Japanese: 百腹圖説 Hyakufukuzusetsu
Should it be “pronounced” Hyakufu kuzu setsu or Hya kufu ku zusetsu?
萬安方 Man’ampo ? the approstrophe is almost a relief and very helpful!!!
Korean: 鄕藥救急方 Hyangyakgoogeupbang ? I have no idea at all how this is supposed to be pronounced!
Vietnamese: 保嬰良方 Bao Anh luong phuong ? even though I do not know how to pronounce that, I can clearly infer, that the term is made of 4 characters and look up their respective meaning, if I have Vietnamese dictionary (with alphabetical notation).

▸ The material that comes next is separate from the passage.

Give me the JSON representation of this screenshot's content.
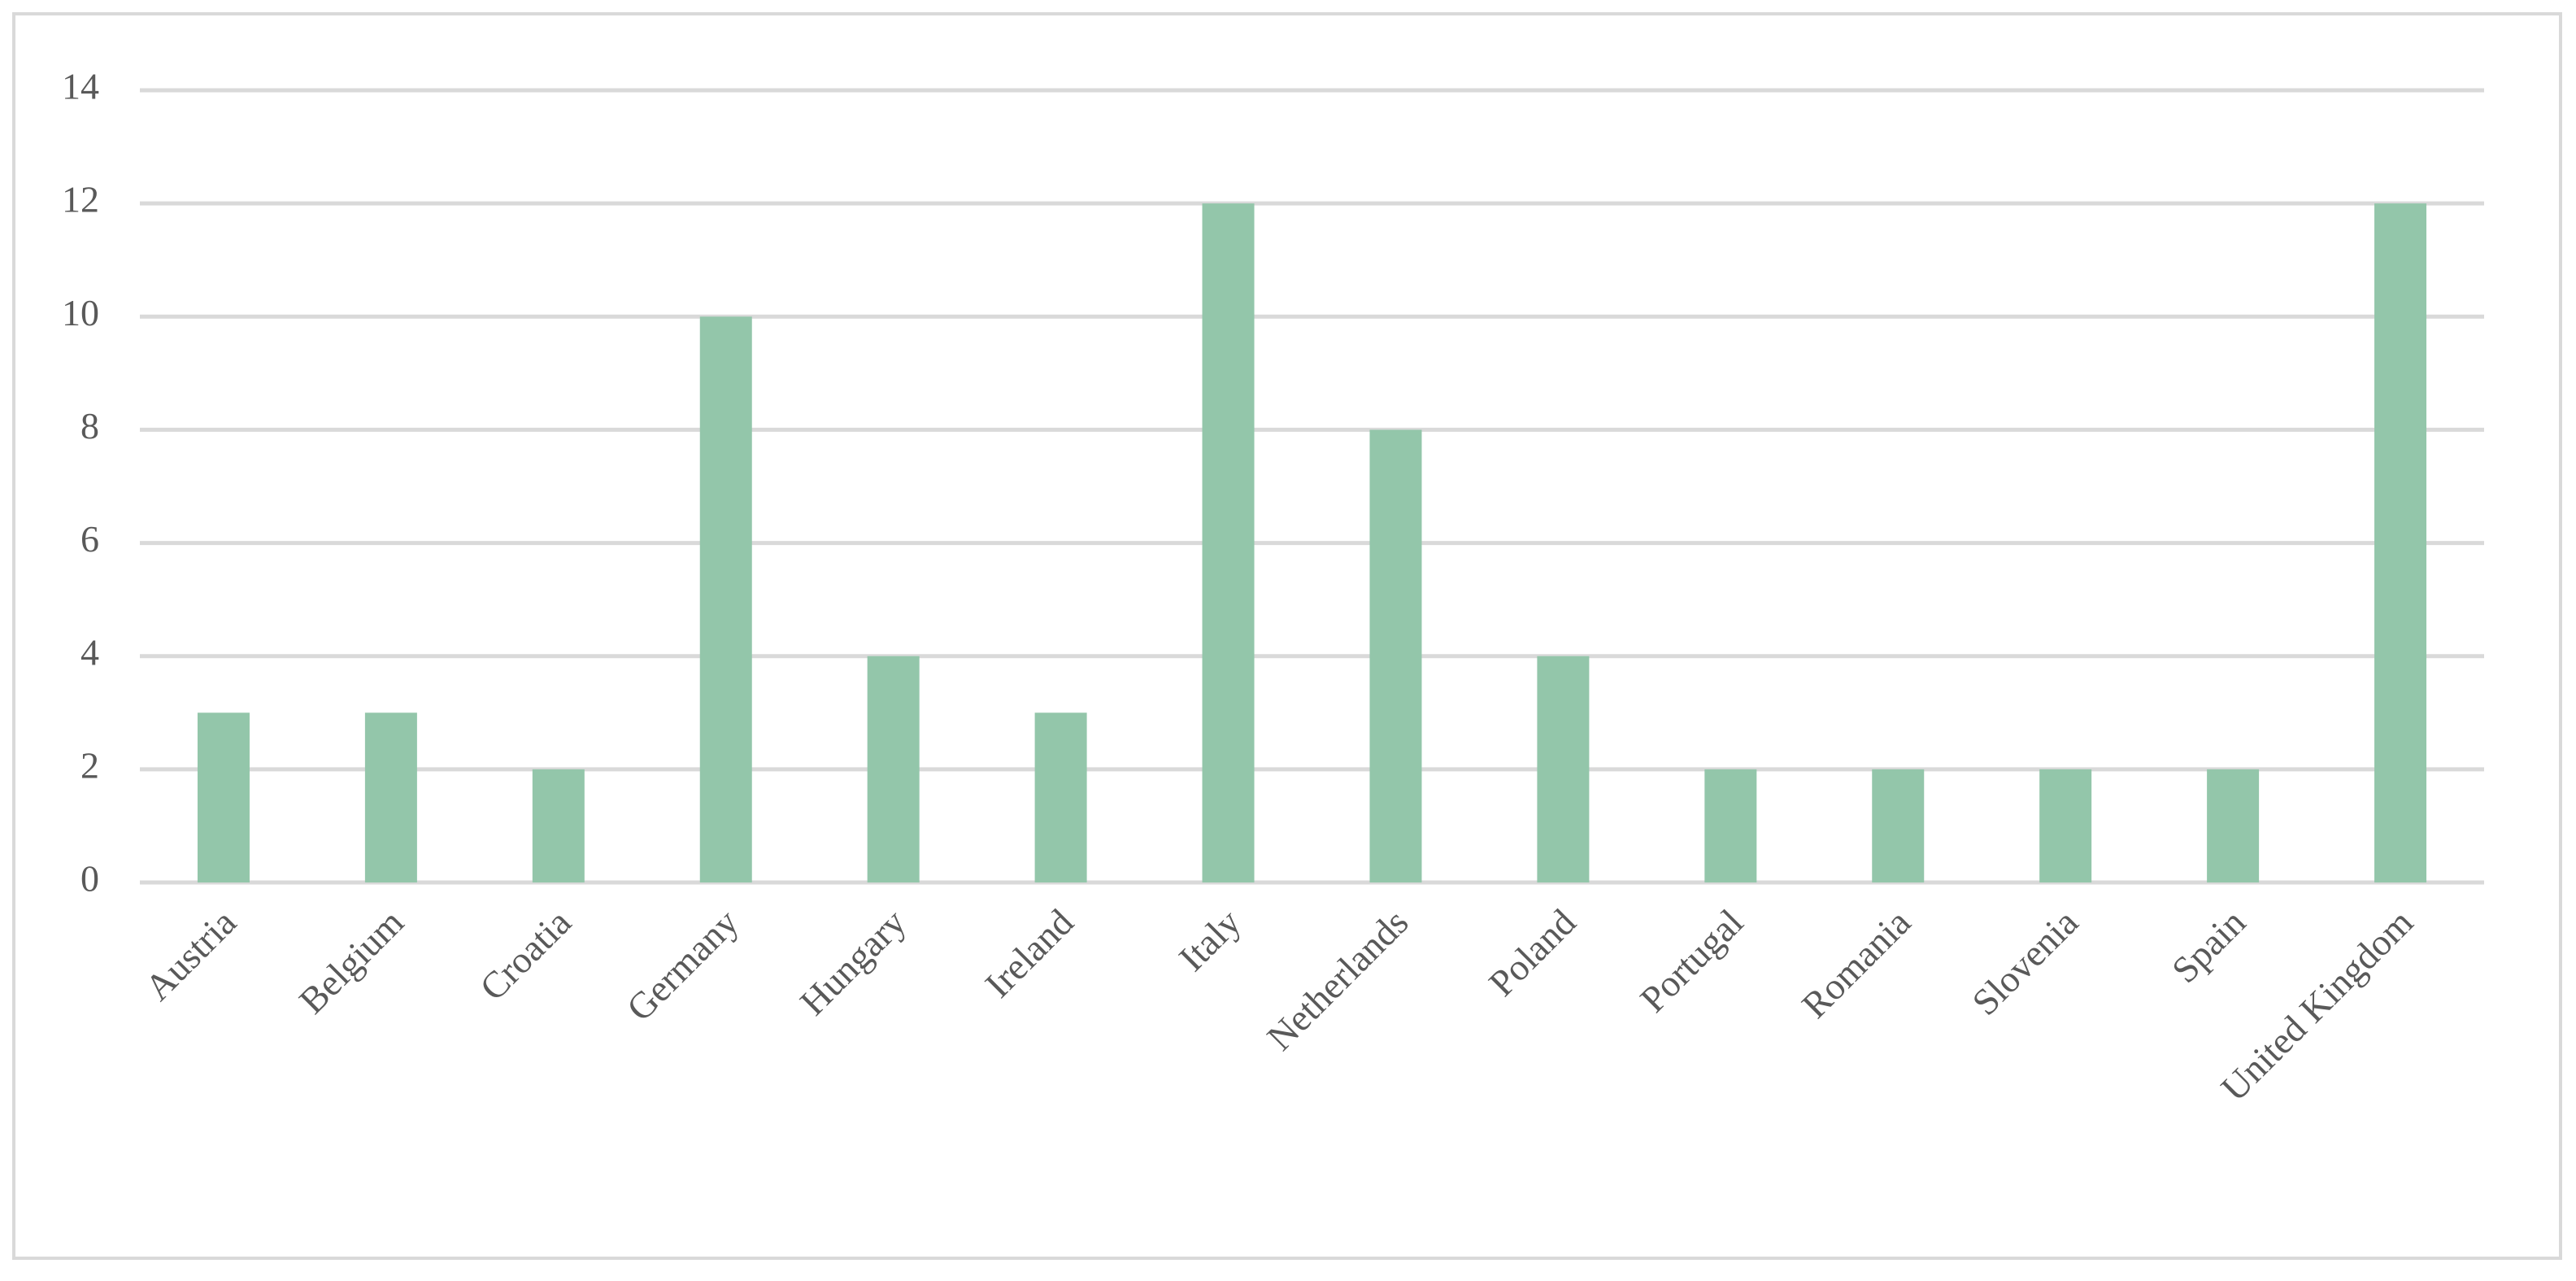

Even if the above are ‘single terms’, I am convinced that native speakers of the respective language pronounce these terms with certain intonational structure, revealing the listener clues to the makeup of the relevant terms. Without these clues, in the above example the apostrophe shows the listener/reader, that there is a break after “Man” and the term is not read Manam Po. Considering that even native speaker among themselves use these intonational structures, imagine what will happen, if someone who does not know the proper pronunciation of the relevant languages tries to read those terms / pronounce them / use them during communication with other practitioners.